Erst wenn die Offene Ganztagsschule in NRW ihren Bildungsauftrag erfüllen kann, will die neue Landesregierung die Förderung von Horten einstellen. Experten sehen eine „positive Entwicklung“

VON NATALIE WIESMANN

Bildungsvertreter sind von der neuen Landesregierung „positiv überrascht“ worden: Generationsminister Armin Laschet (CDU) will die Abschaffung der Horte auf Eis legen und wendet sich so gegen die Pläne von Rot-Grün. Diese hatte beschlossen, sich ab 2007 ganz aus der Förderung der Einrichtungen auszuklinken und das Geld stattdessen in den Ausbau der Offenen Ganztagsgrundschulen zu investieren. So schnell ginge das nicht, so Laschet in der vergangenen Woche, „weil die Horte eine wichtige Arbeit in der Bildung und Erziehung von Grundschulkindern übernehmen.“ Erst wenn die Qualität der Bildung an der Offenen Ganztagsgrundschule gewährleistet sei, könne man Hortschließungen verantworten.

Mit „großer Genugtuung“ hat Johannes Bernhauser, Leiter der Bereiche Schule und Familie bei der Caritas des Erzbistums Köln, die Nachricht aufgenommen. Vergeblich hatte er 2004 mit Gewerkschaften und Elternvertretern die Initiative Pro Hort gegründet und 120.000 Unterschriften gesammelt. Ex-Schulministerin Ute Schäfer (SPD) blieb sichtlich unbeeindruckt. „Es könnten auch 500.000 Unterschriften sein, das ändert nichts an unseren Plänen“, soll sie ihm bei der Überreichung gesagt haben.

Das Argument von Rot-Grün: Hortplätze seien zu teuer und könnten so nur ein Angebot für Wenige sein. Die billigere Variante der Offenen Ganztagsschule bietet mehr Eltern die Möglichkeit einer Nachmittagsbetreuung für ihre Kinder.
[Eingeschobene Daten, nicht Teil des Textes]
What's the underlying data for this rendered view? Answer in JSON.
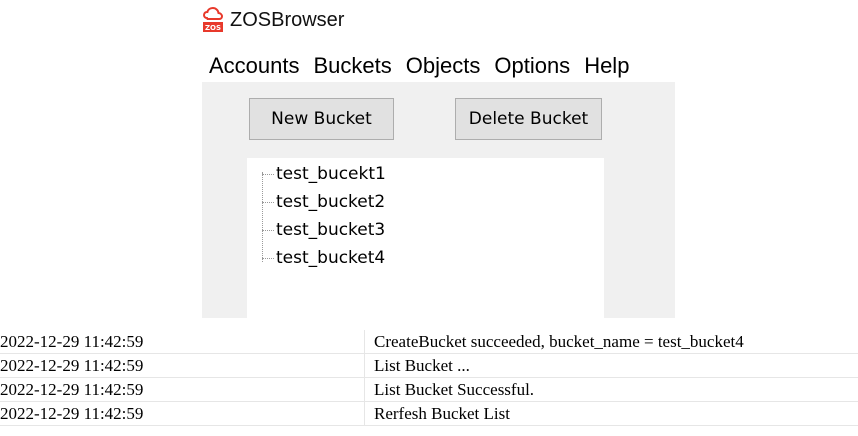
{
  "app": {
    "title": "ZOSBrowser",
    "logo_icon": "cloud-logo-icon",
    "logo_text": "ZOS",
    "brand_color": "#e8392b"
  },
  "menu": {
    "items": [
      {
        "label": "Accounts"
      },
      {
        "label": "Buckets"
      },
      {
        "label": "Objects"
      },
      {
        "label": "Options"
      },
      {
        "label": "Help"
      }
    ]
  },
  "toolbar": {
    "new_bucket_label": "New Bucket",
    "delete_bucket_label": "Delete Bucket"
  },
  "buckets": {
    "items": [
      {
        "name": "test_bucekt1"
      },
      {
        "name": "test_bucket2"
      },
      {
        "name": "test_bucket3"
      },
      {
        "name": "test_bucket4"
      }
    ]
  },
  "log": {
    "rows": [
      {
        "time": "2022-12-29 11:42:59",
        "message": "CreateBucket succeeded, bucket_name = test_bucket4"
      },
      {
        "time": "2022-12-29 11:42:59",
        "message": "List Bucket ..."
      },
      {
        "time": "2022-12-29 11:42:59",
        "message": "List Bucket Successful."
      },
      {
        "time": "2022-12-29 11:42:59",
        "message": "Rerfesh Bucket List"
      }
    ]
  }
}
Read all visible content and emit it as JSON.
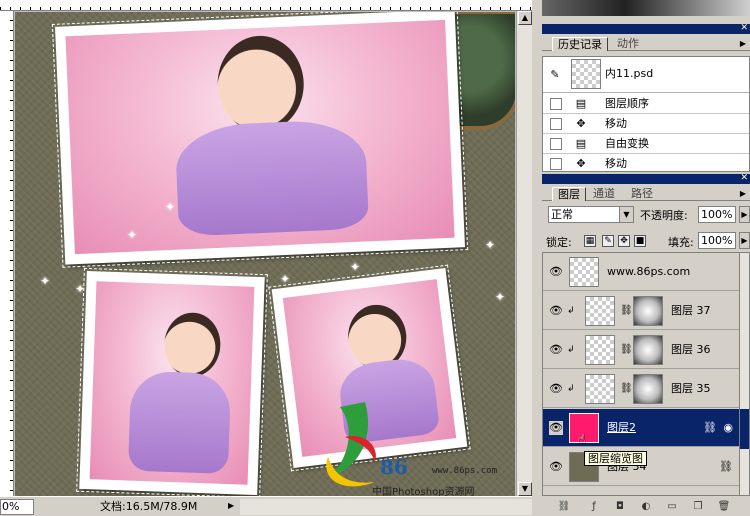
{
  "document": {
    "zoom": "0%",
    "doc_info": "文档:16.5M/78.9M",
    "watermark": {
      "brand_number": "86",
      "url": "www.86ps.com",
      "site_name": "中国Photoshop资源网"
    }
  },
  "history_panel": {
    "tabs": [
      {
        "label": "历史记录",
        "active": true
      },
      {
        "label": "动作",
        "active": false
      }
    ],
    "snapshot": {
      "label": "内11.psd"
    },
    "items": [
      {
        "label": "图层顺序",
        "icon": "document-icon"
      },
      {
        "label": "移动",
        "icon": "move-icon"
      },
      {
        "label": "自由变换",
        "icon": "document-icon"
      },
      {
        "label": "移动",
        "icon": "move-icon"
      }
    ]
  },
  "layers_panel": {
    "tabs": [
      {
        "label": "图层",
        "active": true
      },
      {
        "label": "通道",
        "active": false
      },
      {
        "label": "路径",
        "active": false
      }
    ],
    "blend_mode": "正常",
    "opacity_label": "不透明度:",
    "opacity_value": "100%",
    "lock_label": "锁定:",
    "fill_label": "填充:",
    "fill_value": "100%",
    "layers": [
      {
        "name": "www.86ps.com",
        "type": "text"
      },
      {
        "name": "图层 37",
        "type": "clipped-with-mask"
      },
      {
        "name": "图层 36",
        "type": "clipped-with-mask"
      },
      {
        "name": "图层 35",
        "type": "clipped-with-mask"
      },
      {
        "name": "图层2",
        "type": "selected"
      },
      {
        "name": "图层 34",
        "type": "linked"
      }
    ],
    "tooltip": "图层缩览图"
  },
  "colors": {
    "selection_blue": "#0a246a",
    "panel_gray": "#d4d0c8",
    "layer2_thumb": "#ff1a6e",
    "canvas_bg": "#6e6c55"
  }
}
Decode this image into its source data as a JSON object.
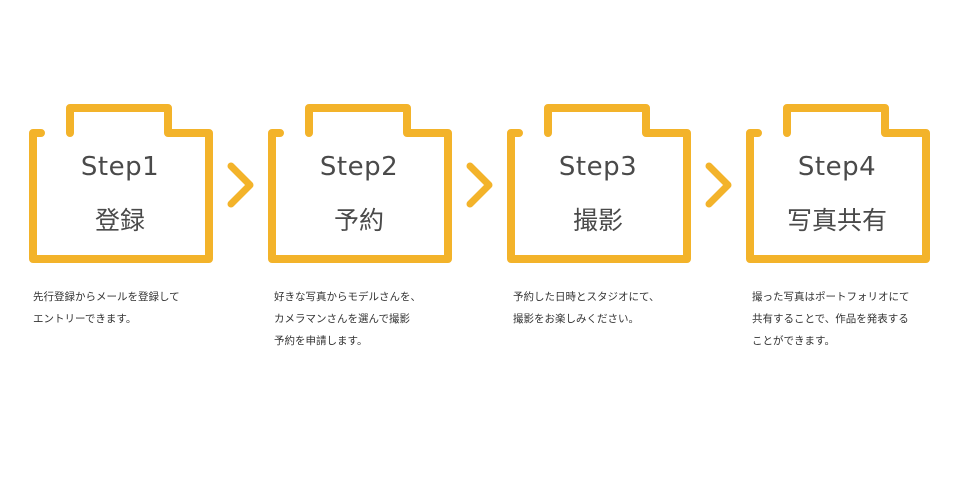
{
  "accent_color": "#f3b32a",
  "steps": [
    {
      "title": "Step1",
      "name": "登録",
      "description": "先行登録からメールを登録して\nエントリーできます。"
    },
    {
      "title": "Step2",
      "name": "予約",
      "description": "好きな写真からモデルさんを、\nカメラマンさんを選んで撮影\n予約を申請します。"
    },
    {
      "title": "Step3",
      "name": "撮影",
      "description": "予約した日時とスタジオにて、\n撮影をお楽しみください。"
    },
    {
      "title": "Step4",
      "name": "写真共有",
      "description": "撮った写真はポートフォリオにて\n共有することで、作品を発表する\nことができます。"
    }
  ],
  "connector_icon": "chevron-right-icon"
}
Hort-Befürworter, wie Bernhauser, malten bereits eine „Aldiisierung“ der Bildung an die Wand.

Das Einlenken der Landesregierung kommt auch für Wolfgang Paterok, Vorsitzender des Verbandes der Ganztagsschulen in NRW, gerade noch rechzeitig: Das Konzept der Offenen Ganztagsschule sei nicht genügend auf Bildung ausgerichtet, im Gegensatz zu einer klassischen Ganztagsschule, wie er sie leitet. „Wir haben 20 Prozent mehr pädagogisches Personal für den Nachmittag“, sagt er. Von den so genannten „Gebundenen Ganztagsschulen“ gebe es in NRW nur 34, seit zehn Jahren sei aber keine neue hinzugekommen – wie die Horte sind auch sie dem Land zu teuer. In Schäfers „Light-Version“, wie Paterok die Offene Ganztagsschule nennt, würden die Kinder am Nachmittag nur von fremdem, unqualifiziertem Personal betreut: „Das ist keine Antwort auf PISA“, sagt er.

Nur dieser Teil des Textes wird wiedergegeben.